“Pero no tengo ninguna amiga, de modo totalmente deliberado no tengo ninguna amiga, porque entonces hubiera tenido que renunciar totalmente a mis ambiciones intelectuales. No se puede tener una amiga y al mismo tiempo ambiciones intelectuales”. Hormigón. Thomas Bernhard.

La mayoría de los misóginos que he conocido de cerca tenían miedo a las mujeres. Su menosprecio se cimentaba en el temor, en la inseguridad de no entender ese mapa geográfico, en el vértigo de sospechar que alguna referencia crucial se les escapaba. Y entonces sacaban los cañones, disparaban.

Temo a los miedosos por esa manía de defenderse atacando. La disuasión violenta. El miedo es libre, dicen, pero quizás debería estar sujeto a una tasa. Un impuesto del terror, pongamos. No en todos los casos, desde luego, porque cada temeroso es un océano con sus especies en peligro de extinción. Pero con los años observo que el miedoso que amo es aquel que me dice “tengo miedo”. Y que no hay una señal mayor de fortaleza que reconocer la debilidad delante de quien nos descubre.

La misoginia de Bernhard sería otro tema de debate. A mí, desde luego, no me impide admirarlo/disfrutarlo  como autor. Me pregunto -obvio- qué relación tuvo con su madre, con sus hermanas (de las que ignoro su existencia). Pero detecto en mí ese tufillo de diván barato y aparto esos pensamientos.

Pero… ¿Sería su madre una señora implacable, severa, castradora incluso, o una mosca muerta sometida a la dictadura de un padre convencional de la época?

Me repito cuando insisto en el poder destructor de las madres. Pero creo tanto en él como en el miedo como esencia del odio. Sobrevivir a una madre es una tarea titánica a veces, y tengo algún amigo muy querido que anda en esas y me conmueve con sus relatos y lo admiro porque ha decidido plantar cara a un fantasma.

Lo peor de sufrir a una madre demoledora es que esa madre esté muerta.

Otro amigo espanta a la madre seduciendo mujeres sin parar. Una detrás de hora, sin barbechos. De él me llama la atención que las denomina “niñas”, pero nunca me atrevo a corregirle. Igual las reduce para poder contenerlas. Igual las mujeres le dan miedo. O puede que su amiga, o sea yo, tenga esa querencia pueril porque se empiece a  “matar a la madre” después de tanto asesinato edípico, y ande poniendo la lupa en lugares equivocados.
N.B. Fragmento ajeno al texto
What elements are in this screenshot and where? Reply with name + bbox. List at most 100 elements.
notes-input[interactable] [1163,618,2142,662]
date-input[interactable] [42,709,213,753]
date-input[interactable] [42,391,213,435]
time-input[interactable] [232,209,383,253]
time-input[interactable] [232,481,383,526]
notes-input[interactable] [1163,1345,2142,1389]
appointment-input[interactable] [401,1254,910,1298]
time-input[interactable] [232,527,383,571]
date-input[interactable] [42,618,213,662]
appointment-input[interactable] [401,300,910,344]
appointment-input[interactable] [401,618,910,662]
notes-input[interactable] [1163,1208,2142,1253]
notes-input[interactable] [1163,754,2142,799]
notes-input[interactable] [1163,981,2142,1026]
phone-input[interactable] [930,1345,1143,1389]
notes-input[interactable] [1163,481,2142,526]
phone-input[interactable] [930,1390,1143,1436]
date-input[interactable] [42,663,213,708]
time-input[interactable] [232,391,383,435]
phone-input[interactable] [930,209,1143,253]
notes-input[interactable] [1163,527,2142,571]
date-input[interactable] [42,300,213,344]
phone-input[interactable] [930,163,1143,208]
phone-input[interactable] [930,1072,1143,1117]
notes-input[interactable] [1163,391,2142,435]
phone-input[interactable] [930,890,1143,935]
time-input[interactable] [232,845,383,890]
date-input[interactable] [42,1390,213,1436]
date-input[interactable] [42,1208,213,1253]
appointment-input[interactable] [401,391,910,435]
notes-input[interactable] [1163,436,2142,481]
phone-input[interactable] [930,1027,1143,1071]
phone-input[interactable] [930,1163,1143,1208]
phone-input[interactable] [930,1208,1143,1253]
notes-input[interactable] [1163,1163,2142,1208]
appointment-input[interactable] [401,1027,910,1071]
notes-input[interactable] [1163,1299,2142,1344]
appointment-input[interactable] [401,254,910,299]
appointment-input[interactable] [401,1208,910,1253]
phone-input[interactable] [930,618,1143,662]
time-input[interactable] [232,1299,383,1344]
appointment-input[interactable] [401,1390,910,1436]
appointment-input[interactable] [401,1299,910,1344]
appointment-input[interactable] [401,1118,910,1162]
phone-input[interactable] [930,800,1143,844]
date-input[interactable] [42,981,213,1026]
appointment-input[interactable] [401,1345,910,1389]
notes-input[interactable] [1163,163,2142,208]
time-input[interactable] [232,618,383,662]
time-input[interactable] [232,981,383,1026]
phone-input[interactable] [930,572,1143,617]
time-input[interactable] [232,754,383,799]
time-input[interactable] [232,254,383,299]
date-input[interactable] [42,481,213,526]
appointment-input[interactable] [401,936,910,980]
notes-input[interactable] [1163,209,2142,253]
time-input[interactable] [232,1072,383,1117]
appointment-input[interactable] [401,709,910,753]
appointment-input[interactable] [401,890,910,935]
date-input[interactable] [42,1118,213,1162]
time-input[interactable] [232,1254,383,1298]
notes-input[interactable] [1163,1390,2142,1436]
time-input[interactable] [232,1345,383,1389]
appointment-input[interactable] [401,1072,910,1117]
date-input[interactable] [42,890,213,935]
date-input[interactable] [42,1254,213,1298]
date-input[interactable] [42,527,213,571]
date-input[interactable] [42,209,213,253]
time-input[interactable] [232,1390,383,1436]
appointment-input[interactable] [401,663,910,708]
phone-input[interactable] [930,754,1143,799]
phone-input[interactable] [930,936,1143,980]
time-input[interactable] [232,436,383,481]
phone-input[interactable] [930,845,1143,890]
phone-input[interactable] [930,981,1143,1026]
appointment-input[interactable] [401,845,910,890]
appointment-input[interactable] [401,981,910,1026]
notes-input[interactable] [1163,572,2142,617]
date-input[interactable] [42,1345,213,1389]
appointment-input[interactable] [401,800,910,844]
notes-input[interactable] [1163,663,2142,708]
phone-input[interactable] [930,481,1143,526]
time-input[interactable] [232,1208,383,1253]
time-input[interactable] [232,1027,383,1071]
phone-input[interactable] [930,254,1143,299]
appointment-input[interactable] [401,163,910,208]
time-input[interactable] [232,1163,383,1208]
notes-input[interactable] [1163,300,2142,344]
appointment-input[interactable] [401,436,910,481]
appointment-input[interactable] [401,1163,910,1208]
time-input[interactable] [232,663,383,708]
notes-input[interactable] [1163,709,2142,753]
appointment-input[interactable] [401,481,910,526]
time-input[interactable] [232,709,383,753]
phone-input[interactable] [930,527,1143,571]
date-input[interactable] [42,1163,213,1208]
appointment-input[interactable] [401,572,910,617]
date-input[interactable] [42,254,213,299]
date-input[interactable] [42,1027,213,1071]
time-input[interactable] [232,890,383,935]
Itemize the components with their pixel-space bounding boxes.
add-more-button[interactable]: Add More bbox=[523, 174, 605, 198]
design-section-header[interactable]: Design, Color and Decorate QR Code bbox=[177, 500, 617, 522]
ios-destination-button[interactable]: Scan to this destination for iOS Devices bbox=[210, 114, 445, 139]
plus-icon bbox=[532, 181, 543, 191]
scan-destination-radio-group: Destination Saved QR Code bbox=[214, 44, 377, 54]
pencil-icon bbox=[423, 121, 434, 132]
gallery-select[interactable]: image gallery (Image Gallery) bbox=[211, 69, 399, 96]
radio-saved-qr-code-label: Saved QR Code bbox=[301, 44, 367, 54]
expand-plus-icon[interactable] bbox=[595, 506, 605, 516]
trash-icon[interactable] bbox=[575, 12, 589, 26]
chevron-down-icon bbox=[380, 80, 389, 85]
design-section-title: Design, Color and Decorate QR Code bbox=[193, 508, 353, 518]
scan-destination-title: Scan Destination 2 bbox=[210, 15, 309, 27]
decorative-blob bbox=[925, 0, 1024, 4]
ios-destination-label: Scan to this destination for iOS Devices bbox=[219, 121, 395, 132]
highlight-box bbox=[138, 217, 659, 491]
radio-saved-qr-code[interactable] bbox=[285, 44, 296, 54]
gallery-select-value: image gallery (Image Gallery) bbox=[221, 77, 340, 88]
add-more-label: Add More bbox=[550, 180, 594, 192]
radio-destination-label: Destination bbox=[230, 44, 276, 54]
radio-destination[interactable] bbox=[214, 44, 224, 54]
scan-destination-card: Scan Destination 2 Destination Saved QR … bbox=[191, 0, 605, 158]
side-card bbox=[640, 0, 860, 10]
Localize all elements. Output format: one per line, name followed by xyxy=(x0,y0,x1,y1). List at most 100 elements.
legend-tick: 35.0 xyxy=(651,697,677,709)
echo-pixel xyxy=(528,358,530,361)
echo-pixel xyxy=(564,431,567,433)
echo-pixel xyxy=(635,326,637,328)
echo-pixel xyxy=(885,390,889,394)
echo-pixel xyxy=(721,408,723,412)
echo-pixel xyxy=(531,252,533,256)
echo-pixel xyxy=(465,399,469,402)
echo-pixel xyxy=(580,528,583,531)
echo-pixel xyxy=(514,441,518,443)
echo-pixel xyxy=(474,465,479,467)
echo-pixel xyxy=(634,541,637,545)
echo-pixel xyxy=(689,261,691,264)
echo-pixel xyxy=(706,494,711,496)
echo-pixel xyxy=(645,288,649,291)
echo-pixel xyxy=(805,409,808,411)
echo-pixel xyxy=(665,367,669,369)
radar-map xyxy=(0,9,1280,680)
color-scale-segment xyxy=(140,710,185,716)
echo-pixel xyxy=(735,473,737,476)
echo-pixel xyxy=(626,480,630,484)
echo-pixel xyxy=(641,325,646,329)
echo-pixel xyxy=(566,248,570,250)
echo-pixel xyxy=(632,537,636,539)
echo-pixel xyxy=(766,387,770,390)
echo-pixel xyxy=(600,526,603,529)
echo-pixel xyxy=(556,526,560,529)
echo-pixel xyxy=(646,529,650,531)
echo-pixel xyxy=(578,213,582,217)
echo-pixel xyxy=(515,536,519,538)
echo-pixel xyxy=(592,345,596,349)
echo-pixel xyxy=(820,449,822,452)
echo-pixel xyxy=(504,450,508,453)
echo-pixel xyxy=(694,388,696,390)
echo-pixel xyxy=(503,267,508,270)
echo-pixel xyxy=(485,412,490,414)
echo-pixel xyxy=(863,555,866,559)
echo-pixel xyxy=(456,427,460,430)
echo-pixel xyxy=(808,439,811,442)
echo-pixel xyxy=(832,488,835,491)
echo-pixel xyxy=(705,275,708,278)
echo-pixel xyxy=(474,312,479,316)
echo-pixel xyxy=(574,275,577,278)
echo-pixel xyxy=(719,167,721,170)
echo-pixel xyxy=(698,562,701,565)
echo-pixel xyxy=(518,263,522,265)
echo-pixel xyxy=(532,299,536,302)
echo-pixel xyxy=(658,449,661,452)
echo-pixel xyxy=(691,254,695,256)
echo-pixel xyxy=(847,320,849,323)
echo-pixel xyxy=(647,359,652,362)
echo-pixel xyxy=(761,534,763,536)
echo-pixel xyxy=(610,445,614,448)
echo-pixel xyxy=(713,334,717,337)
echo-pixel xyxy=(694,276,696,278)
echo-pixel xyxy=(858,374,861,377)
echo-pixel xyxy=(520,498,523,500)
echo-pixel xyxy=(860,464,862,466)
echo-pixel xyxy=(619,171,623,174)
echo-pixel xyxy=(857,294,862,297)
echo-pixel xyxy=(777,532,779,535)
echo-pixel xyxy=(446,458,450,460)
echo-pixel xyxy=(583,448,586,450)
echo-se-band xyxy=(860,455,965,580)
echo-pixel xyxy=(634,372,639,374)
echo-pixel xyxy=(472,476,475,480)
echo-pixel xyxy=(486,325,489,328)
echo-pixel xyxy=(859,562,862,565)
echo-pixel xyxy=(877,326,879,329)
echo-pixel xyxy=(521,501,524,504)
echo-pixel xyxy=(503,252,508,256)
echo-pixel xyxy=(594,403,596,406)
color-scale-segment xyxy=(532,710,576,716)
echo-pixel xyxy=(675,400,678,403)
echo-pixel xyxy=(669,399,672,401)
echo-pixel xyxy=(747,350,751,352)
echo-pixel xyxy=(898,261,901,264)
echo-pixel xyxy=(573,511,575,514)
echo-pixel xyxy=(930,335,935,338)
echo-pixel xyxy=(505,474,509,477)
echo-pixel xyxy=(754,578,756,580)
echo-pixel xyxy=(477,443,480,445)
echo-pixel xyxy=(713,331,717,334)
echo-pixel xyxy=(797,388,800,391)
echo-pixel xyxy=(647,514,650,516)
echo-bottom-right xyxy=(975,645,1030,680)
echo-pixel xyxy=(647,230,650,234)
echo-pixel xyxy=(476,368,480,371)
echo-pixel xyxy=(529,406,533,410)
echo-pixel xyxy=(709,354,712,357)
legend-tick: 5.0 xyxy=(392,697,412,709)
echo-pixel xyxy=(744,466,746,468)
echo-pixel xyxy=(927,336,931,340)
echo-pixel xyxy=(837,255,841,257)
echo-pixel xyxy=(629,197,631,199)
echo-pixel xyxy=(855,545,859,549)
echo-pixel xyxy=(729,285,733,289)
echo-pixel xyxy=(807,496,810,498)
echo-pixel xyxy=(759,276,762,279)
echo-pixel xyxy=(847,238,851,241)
Y en este punto, como madre, debería hacerme el harakiri. O no. El destino ha querido que mis chukis fueran hijas, potenciales Electras (y que su padre, ese hombre bueno y paciente, asuma el reto de Jung y se las coma con patatas)

Ya puestos a tener hijas con traumas,  nada me gustaría más que descubrir que los reciclan en deslumbrante obra, a lo Thomas Bernhard.

Las personas sanas, felices, equilibradas, no suelen ser intelectualmente interesantes, me temo. Y en este punto invito a que indaguéis las vidas de los grandes autores, compositores, artistas.

Sin trauma no hay creación, no hay destello.

 Se llama reparto de dones. Justicia poética. Y a veces da miedo.